Search code examples
phpxmlxml-parsingsimplexml

PHP: How to force simplexml to use certain datatype for a node


How can one enforce simplexml_load_string( ) to use same data structure at each node point.

$xml = "
<level1>
  <level2>
    <level3>Hello</level3>
    <level3>stackoverflow</level3>
  </level2>
  <level2>
    <level3>My problem</level3>
  </level2>
</level1>";

$xmlObj = simplexml_load_string($xml)
var_dump($xmlObj);

Examining the output,

level1 is an object; level2 is an array; level2[0] is an array.

level2[1] is an object, because there's only one child node, which I'll rather have as a single index array.

I'm collecting the xml from user, and there may be 1 or more nodes inside each level2. My sanitisation block is a foreach loop which fails when there's only one node inside level2.

The sanitation block looks something like this

foreach($xmlObj -> level2 as $lvl2){
  if($lvl2 -> level3[0] == 'condition'){ doSomething( ); }
}

doSomething() works fine when <level2> always has more than one child node in the xml string. If <level2> has only one child <level3> node, an error about trying to get attribute of a non-object comes up.

var_dump shows that the data type changes from object to array depending on how many nodes are nested within.
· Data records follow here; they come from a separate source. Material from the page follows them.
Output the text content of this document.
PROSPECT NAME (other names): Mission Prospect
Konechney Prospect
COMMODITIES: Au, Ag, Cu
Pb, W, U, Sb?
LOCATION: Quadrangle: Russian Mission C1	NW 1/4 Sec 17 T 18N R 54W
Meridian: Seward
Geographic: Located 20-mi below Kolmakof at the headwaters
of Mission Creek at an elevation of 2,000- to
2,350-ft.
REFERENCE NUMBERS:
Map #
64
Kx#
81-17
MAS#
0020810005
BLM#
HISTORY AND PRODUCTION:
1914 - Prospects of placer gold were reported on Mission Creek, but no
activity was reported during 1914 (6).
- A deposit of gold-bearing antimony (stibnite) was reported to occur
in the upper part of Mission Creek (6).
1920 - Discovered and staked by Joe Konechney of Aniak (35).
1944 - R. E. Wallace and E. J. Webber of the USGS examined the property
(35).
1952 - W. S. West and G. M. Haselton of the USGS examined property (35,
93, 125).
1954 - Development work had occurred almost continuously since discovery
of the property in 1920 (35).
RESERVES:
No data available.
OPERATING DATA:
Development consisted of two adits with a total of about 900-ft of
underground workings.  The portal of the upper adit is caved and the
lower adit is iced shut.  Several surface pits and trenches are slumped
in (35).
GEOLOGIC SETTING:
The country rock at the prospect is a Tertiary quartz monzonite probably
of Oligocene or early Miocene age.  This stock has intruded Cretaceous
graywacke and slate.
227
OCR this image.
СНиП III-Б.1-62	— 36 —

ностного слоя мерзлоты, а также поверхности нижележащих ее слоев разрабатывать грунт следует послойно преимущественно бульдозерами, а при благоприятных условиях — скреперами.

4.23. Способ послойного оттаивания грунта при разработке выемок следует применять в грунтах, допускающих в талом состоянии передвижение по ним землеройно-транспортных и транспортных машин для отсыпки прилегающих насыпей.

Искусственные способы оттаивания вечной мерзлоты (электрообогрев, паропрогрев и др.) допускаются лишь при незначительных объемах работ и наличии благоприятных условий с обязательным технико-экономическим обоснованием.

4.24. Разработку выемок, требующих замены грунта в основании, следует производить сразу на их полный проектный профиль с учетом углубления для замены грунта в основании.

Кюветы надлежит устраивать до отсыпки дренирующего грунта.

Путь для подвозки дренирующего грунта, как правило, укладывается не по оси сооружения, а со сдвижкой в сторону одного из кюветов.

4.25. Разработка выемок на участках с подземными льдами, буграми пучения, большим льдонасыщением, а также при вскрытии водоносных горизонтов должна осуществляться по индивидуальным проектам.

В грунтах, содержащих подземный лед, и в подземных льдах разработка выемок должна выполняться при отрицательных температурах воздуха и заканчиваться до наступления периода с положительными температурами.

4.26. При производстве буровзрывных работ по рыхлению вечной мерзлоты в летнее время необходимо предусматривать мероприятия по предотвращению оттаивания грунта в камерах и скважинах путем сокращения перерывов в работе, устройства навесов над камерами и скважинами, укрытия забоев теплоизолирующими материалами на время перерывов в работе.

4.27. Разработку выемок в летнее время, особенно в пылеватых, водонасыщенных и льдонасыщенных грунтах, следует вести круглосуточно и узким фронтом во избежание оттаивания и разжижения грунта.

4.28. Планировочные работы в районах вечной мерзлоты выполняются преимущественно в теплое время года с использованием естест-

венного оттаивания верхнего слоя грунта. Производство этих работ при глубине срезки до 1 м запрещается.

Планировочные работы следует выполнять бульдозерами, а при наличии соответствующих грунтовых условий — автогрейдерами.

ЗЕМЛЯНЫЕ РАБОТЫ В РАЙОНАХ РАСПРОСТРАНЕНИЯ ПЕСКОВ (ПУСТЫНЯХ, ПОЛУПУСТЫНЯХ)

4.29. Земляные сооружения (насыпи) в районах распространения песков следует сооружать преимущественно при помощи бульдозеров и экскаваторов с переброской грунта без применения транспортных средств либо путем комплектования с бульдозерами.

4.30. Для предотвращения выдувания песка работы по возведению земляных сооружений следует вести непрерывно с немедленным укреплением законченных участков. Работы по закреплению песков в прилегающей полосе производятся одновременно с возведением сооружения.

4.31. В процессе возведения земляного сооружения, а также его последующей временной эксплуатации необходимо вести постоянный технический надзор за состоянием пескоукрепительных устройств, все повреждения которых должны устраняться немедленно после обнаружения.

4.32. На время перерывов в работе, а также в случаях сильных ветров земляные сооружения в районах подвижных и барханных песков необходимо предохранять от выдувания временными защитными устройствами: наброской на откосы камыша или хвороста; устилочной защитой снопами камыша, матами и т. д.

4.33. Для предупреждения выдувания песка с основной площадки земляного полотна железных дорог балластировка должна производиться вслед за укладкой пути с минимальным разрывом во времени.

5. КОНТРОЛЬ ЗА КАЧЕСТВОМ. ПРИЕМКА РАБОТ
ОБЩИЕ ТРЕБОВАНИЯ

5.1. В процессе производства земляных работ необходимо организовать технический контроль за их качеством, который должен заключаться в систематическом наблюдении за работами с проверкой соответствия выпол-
I'll prefer a way to ensure <level2> to always be an array regardless of how many children are within. That saves me from editing too much. But any other way out would suffice.

Thanks


Solution

  • It is not an information available in the XML itself. So you will have to add it in your implementation. SimpleXML provides both list and item access to a child elements. If you access it as a list (for example with foreach) it will provide all matching child elements.

    $xml = "
    <level1>
      <level2>
        <level3>Hello</level3>
        <level3>stackoverflow</level3>
      </level2>
      <level2>
        <level3>My problem</level3>
      </level2>
    </level1>";
    
    $level1 = new SimpleXMLElement($xml);
    
    $result = [];
    foreach($level1->level2 as $level2) {
        $data2 = [];
        foreach ($level2->level3 as $level3) {
            $data2[] = (string)$level3;
        }
        $result[] = $data2;
    }
    
    var_dump($result);
    

    So the trick is to use the SimpleXMLElement instance directly and not convert it into an array. Do not treat the creation of your JSON structure as a generic conversion. Build up a specific output while reading the XML using SimpleXML.